KAYSERİ PARSEL PARSEL ÜCRETLENİYOR

Orhan KARAKAYA

Kayseri’li uyanıklığını bir kez daha ispatlıyor. Binalara ruhsat verilirken yasal olarak yol ve kaldırım planları belirlenmişken sonradan geniş geniş kaldırımları nüfus sayısı artmasına rağmen sen kalk daralt ve trafiği rahatlatmak adına otopark yap. Sonra da bu otoparkları paralı hale getir. Yani ikinci kez para, rant kazan. Önce Kayseri Bankalar Caddesi kenarlarını ücretli otopark yapan Kayseri Büyükşehir Belediyesi Kayseri nin tüm cadde ve yol kenarlarını adım adım paralı yaptı, yapıyor.
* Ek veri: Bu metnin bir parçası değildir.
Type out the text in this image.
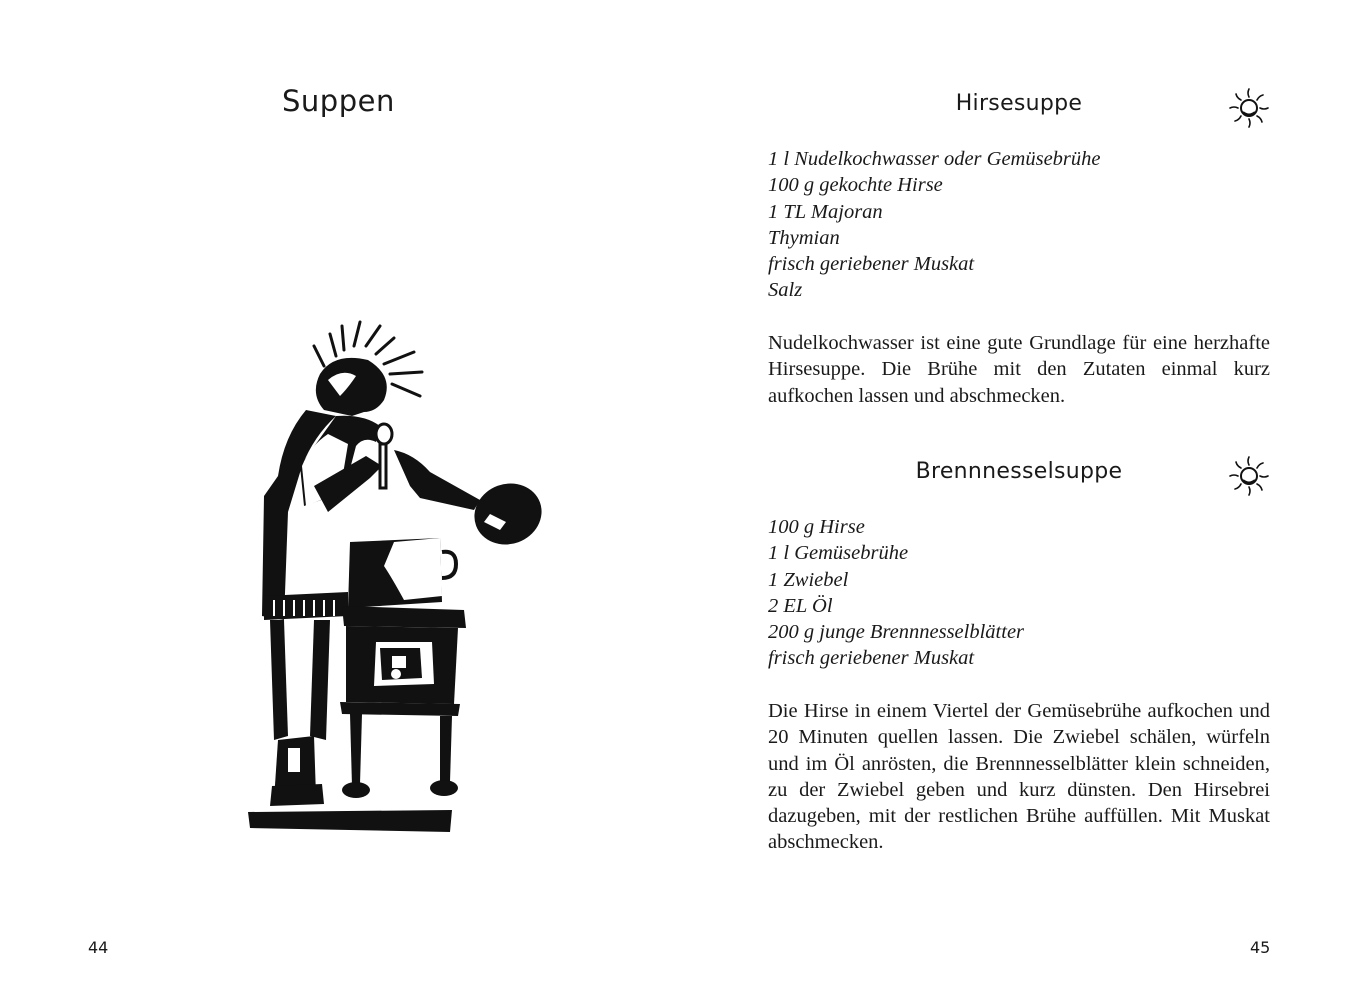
Suppen
44
Hirsesuppe
1 l Nudelkochwasser oder Gemüsebrühe
100 g gekochte Hirse
1 TL Majoran
Thymian
frisch geriebener Muskat
Salz

Nudelkochwasser ist eine gute Grundlage für eine herzhafte Hirsesuppe. Die Brühe mit den Zutaten einmal kurz aufkochen lassen und abschmecken.

Brennnesselsuppe
100 g Hirse
1 l Gemüsebrühe
1 Zwiebel
2 EL Öl
200 g junge Brennnesselblätter
frisch geriebener Muskat

Die Hirse in einem Viertel der Gemüsebrühe aufkochen und 20 Minuten quellen lassen. Die Zwiebel schälen, würfeln und im Öl anrösten, die Brennnesselblätter klein schneiden, zu der Zwiebel geben und kurz dünsten. Den Hirsebrei dazugeben, mit der restlichen Brühe auffüllen. Mit Muskat abschmecken.

45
Son olarak Hastane Caddesi yol kenarlarında bulunan ve ücretsiz olan otoparklar da ücretli yapılmış. Şehir merkezinde ücretli olmayan (bankalar caddesi, düvenönü, balıkcılar önü, Sivas caddesi, eski adliye çevresi, istasyon caddesi, hastane caddesi) yol kenarları kalmadı.  Peki bu iş yasal ise niçin bu otoparklar bir anda hepsi ücretli hale getirilmedi de adım adım ücretli hale getiriliyor. Örneğin hastane caddesi yıllardır niçin ücretsizdi de şimdi ücretli hale getirildi. Bu uygulama son yıllarda sıkıntılı hale gelen araç trafiğini rahatlatmaya dönük bir uygulama mı yoksa park sorunu yaratacak olması nedeniyle insanların ücret ödememek için uygun olmayan yerlere park ederek trafiğin daha da kilitlenmesine, sorunlu hale gelmesine mi neden olmaktadır. Bu uygulamanın sonucu ve niyeti nedir. Ben halkın yürüme alanı olan kaldırımların daraltılması sonucu oluşturulan otoparklardan kazanç elde etmek olduğunu ve yasal olmadığını biliyorum. En son Isparta da bir vatandaşın açtığı ve kazandığı dava bunun somut örneğidir. Ama Kayseri linin kafası ticarete çalışır. Annesini boyayıp babasına satarmış derler.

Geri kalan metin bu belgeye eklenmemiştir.